You can install mkdocs_autodoc
and mkdocs_tree
packages using pip
or easy_install
$ pip install mkdocs_autodoc mkdocs_tree
$ easy_install mkdocs_autodoc mkdocs_tree
To have the content always generated dynamically, without the use of any markdown files, you can use the
autodoc
page command. This will allow you to dynamically insert a python module into the page hierarchy
at runtime.
You will need to modify your mkdocs.yml
to include something similar to:
mkdocs_extensions:
- mkdocs_autodoc
pages:
- ['api/autodoc:mkdocs', 'API', 'mkdocs']
When this syntax is invoked on load, the mkdocs
module will be loaded and all of its pages dynamically generated
and added to the server. This option is nice because you will always get your latest documentation, however, if
you use this remotely you will need to configure a virtualenv that can load your package.
You define a page the same way for the autodoc
plugin as you do for any mkdocs
page:
- [<filename>, <group>, <title>]
However, to trigger the auto-documentation you will need to define autodoc:<module_name>
as your filename. This will trigger the autodoc
plugin to import and document the module defined as module_name
. The resulting documentation will be generated into the path specified for that module. So, in the above example, 'api/audodoc:mkdocs'
will document the mkdocs
package into the api
directory.
The second option is to statically build your API documentation as Markdown files that can be loaded anywhere.
This exists as a command-line extension to the mkdocs
commands, and works similarly, except instead of generating
dynamic HTML content, it will export out *.md files to your documents root. This method will also require
use of the mkdocs_tree extension.
You will need to call this whenever you want to re-generate your API documentation, however it will not need access to your code libraries on remote servers.

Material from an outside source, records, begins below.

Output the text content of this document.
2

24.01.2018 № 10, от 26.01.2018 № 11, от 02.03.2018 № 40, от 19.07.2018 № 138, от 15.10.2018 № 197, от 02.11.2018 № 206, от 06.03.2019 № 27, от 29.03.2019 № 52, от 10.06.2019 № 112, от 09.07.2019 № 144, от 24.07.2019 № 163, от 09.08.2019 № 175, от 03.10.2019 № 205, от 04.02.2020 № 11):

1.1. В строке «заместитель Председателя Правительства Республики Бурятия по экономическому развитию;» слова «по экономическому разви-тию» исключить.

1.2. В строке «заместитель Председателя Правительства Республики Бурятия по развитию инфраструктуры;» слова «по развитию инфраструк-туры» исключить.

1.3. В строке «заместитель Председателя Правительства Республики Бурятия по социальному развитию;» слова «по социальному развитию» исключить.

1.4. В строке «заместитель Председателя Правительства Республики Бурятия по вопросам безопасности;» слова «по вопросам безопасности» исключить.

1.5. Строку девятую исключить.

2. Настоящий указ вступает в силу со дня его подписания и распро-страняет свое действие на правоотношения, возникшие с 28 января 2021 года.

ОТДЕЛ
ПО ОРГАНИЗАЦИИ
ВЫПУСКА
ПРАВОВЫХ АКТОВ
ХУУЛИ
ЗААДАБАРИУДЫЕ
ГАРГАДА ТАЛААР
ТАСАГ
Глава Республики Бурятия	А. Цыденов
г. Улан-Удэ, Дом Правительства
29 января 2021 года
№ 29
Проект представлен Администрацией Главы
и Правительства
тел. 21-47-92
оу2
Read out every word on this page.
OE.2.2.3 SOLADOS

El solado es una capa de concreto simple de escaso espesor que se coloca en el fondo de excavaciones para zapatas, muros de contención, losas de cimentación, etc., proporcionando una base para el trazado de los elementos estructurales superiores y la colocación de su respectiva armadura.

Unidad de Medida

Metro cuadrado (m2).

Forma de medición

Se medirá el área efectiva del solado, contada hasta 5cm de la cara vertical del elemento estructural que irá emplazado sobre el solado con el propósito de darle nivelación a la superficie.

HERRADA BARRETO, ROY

You will need to modify your mkdocs.yml
file to include something simliar to:
mkdocs_extensions:
- mkdocs_tree
- mkdocs_autodoc
pages:
- ['tree:api/mkdocs', 'API', 'mkdocs']
To use this, you will need to invoke the command from the command line:
$> mkdocs autodoc-generate mkdocs
You can specify --outpath=/path/to/output
which will default to docs/api
as well as --basepath=/path/to/base
which will be the page's base path (defaulting to api
).
WARNING: This will remove the outpath
before building, so you should always only keep autogenerated docs in it.